852/2004, VO (EG) Nr. 853/2004 und VO (EG) Nr. 854/2004, kann die zuständige Behörde entscheiden, ob die geschlachteten Schweine anhand der „traditionellen“

Schlachttieruntersuchung, geregelt in der VO (EG) Nr. 854/2004 Abschnitt IV Kapitel 4 Buchstabe B, oder lediglich einer „visuellen“, bzw. einer „gezielt erweiterten“

Untersuchung unterzogen werden (BLAHA 2008). Als Entscheidungskriterien dienen hier laut BLAHA (2008):

- Stammen die Tiere aus einem “Integrierten System“ und aus „kontrollierter Haltung“?

- Sind der Bestand und die Region frei von tierseuchenrechtlich relevanten Krankheiten?

- Wie kann der Gesundheitszustand der zu schlachtenden Mastgruppe eingeschätzt werden?

- Wie war die medikamentelle Behandlung der Tiere kurz vor der Schlachtung?

Wurden Medikamente angewandt, die als Rückstände zum Zeitpunkt der Schlachtung nachgewiesen werden können?

- Sind Krankheiten aufgetreten oder liegen Laborbefunde vor, die Anzeichen für einen Verlust der „Sicherheit“ des Fleisches aufweisen?

- Wie sind die Schlachtbefunde vorangegangener Schlachtungen dieses Bestandes im Vergleich zur Normalverteilung?

- Gibt es abweichende Produktionsdaten, die auf Erkrankungen hinweisen könnten?

- Ist ein Hoftierarzt als Ansprechpartner von dem Mastbetrieb angegeben?

BLAHA (2008) formuliert die Ziele der risikoorientierten Schlachttieruntersuchung wie folgt: Es sollen auch Erkrankungen festgestellt werden, die klinisch kaum wahrnehmbar sind, die jedoch anhand der betriebsspezifischen Daten erkannt werden könnten. Betriebe, bei denen durch einen guten Informationsfluss ein niedriges Risiko mit guter Sicherheit vermutet werden kann, sollen lediglich einer visuellen Untersuchung unterzogen werden.

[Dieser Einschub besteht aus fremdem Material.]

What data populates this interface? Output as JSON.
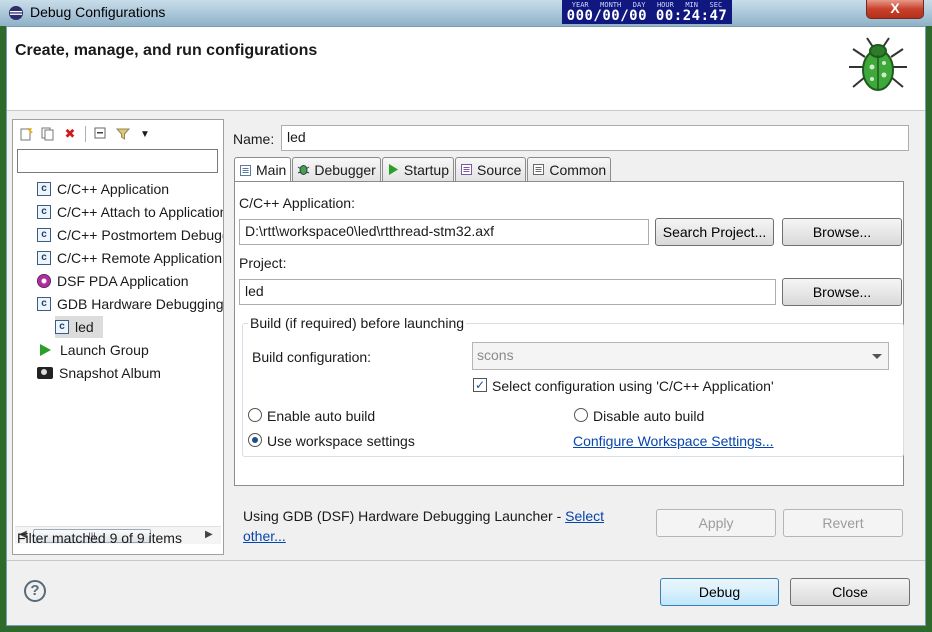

Hierdurch können Zeit und Kosten gespart werden. Ebenso ist die gegenseitige Verunreinigung der Schlachtkörper bei einer visuellen Untersuchung deutlich geringer als bei der traditionellen. MEEMKEN et al. (2009) deuten darauf hin, dass nicht nur die visuelle Fleischuntersuchung, sondern das „Gesamtsystem“ der risikoorientierten Schlachttier- und Fleischuntersuchung zu einer Verbesserung der Lebensmittelsicherheit führen kann.

Hierzu gehören für die Autorin Aspekte wie z.B. das Salmonellenmonitoring. Durch die Einstufung der Betriebe in Salmonellenkategorien wird dem Schlachthof ermöglicht, Kreuzkontaminationen sowohl in den Wartebuchten als auch am Schlachtband so gering wie möglich zu halten, indem z.B. Tiere eines Betriebes mit der Salmonellenkategorie III (erhöhtes Risiko eines Salmonelleneintrags) zuletzt geschlachtet werden. Ebenso bekommen die Landwirte durch die Rückmeldung des Salmonellenaufkommens in ihren Beständen die Möglichkeit, darauf zu reagieren und durch die Beseitigung der Salmonellenursache sowohl die Tiergesundheit zu optimieren als auch einen positiven Beitrag zur Verbesserung der Lebensmittelsicherheit zu leisten (MEEMKEN et al. 2009).

Es ist generell nicht nur für die Schlachthofbetreiber von großem Interesse, gesunde Tiere zu schlachten und zu vermarkten. Für die Landwirte sollte es ebenso von Bedeutung sein, einen gesunden Bestand zu halten. Kosten können bei den

weniger Tierarztkosten und bei der Schlachttieruntersuchung durch die geringeren Gebühren der visuellen Untersuchung gespart werden. Durch die Rückmeldung der Schlachtbefunde an die Landwirte und ggf. die Einführung eines Benchmarking-Systems können ebenfalls Vorteile für diese entstehen.